Engineered T cell-based imaging for glioblastoma and CAR-T cell tracking - Molecular biology, genomics, and immunology are revolutionizing modern medicine by uncovering key molecular
markers in human diseases. Imaging technologies that can directly visualize these markers, such as immune-
positron emission tomography (immunoPET), are at the forefront of such innovation, reshaping current medical
practice. In this proposal, we take advantage of both the superior targeting specificity of monoclonal antibodies
(mAb), and the amplification inherent in cell signaling by developing a T cell-based imaging method. Using
synthetic biology, we will develop engineered T cells with an antibody-derived chimeric receptor called “SNIPR”
that has an antigen-recognizing single-chain variable fragment (scFv) as an extracellular domain and an
engineered transcription factor as an intracellular domain. Upon binding its target antigen, SNIPR releases its
transcription factor, which migrates into the nucleus and induces the overexpression of various exogenous
reporter gene(s). This approach is fully customizable and versatile, and most importantly, can greatly enhance
sensitivity through multiple rounds of signal amplifications.

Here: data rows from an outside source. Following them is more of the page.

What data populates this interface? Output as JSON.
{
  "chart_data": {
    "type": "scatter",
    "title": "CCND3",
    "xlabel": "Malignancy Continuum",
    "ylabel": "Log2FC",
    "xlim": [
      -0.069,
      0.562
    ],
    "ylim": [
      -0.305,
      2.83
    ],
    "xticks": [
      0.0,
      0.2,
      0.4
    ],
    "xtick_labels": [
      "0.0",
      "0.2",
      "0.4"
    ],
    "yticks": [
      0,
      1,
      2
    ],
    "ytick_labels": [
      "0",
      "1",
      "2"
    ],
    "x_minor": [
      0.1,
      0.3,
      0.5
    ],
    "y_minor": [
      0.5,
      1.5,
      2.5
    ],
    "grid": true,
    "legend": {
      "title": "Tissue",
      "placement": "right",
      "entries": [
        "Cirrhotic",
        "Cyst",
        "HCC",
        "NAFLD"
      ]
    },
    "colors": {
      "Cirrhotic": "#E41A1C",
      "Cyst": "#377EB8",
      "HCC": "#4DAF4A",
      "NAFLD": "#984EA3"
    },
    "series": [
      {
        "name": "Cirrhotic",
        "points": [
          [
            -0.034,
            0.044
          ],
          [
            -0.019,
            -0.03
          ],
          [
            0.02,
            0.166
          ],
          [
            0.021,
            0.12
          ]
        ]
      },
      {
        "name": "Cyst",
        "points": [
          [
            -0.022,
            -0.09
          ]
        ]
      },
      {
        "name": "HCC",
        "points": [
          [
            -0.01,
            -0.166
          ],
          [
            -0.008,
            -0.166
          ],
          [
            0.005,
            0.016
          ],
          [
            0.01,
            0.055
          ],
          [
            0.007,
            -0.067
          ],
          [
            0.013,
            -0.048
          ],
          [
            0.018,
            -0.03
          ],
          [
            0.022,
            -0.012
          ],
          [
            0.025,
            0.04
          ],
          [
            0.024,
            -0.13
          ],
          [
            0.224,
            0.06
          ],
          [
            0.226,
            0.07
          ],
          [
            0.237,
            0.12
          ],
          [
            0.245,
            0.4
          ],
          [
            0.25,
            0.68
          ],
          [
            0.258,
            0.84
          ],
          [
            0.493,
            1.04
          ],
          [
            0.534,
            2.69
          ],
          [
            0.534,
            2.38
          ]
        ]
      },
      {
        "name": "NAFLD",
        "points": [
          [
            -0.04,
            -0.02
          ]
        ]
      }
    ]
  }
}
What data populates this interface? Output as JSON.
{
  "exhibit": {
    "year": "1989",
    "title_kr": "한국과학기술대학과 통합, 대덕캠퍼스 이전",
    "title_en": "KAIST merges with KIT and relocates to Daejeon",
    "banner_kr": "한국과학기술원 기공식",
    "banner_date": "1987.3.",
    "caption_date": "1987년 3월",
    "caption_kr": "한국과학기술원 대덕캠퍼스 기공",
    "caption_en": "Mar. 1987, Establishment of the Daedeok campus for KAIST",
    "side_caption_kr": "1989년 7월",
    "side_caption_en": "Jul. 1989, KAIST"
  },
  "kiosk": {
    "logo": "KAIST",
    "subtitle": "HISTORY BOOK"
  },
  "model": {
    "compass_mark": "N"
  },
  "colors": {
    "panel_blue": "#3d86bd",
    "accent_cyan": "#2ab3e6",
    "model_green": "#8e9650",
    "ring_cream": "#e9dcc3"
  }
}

The main goals of this proposal are to establish the preclinical groundwork for SNIPR-PET in (1) visualizing early
glioblastoma and (2) tracking activated CAR T cells. In Aim 1, we will refine SNIPR T cells targeting EGFRvIII
and optimize SNIPR-PET reporter imaging strategies. In Aim 2, we will apply SNIPR-PET to the molecular
imaging of glioblastoma and compare its sensitivity and specificity with antibody-based immunoPET. In Aim 3,
we will image CD8+ therapeutic T cells, establish a correlation between PET signals and tumor response, and
enhance T cell penetration into brain tissues. The developed technologies will allow non-invasive monitoring of
biological/immunological responses within tumors, as potential biomarkers of successful therapy. This
collaborative proposal between Immunology, Radiology and Neurosurgery will provide a versatile and
customizable tool allowing cancer detection and treatment using engineered T cells.
Our proposal reflects a close interdisciplinary collaboration between Drs. Kole Roybal, (Immunology), David
Wilson (Radiology), and Hideho Okada (Neuroradiologic Surgery) at UCSF. Dr. Jaehoon Shin, an interventional
radiologist and molecular biologist, is another primary driver of this project- integrating molecular biology,
genomics, synthetic biology and biomedical imaging. We believe that our successful execution of the proposed
work will greatly impact human health by introducing novel T cell-based imaging to detect early cancers and to
enhance the safety profile of therapeutic T cells.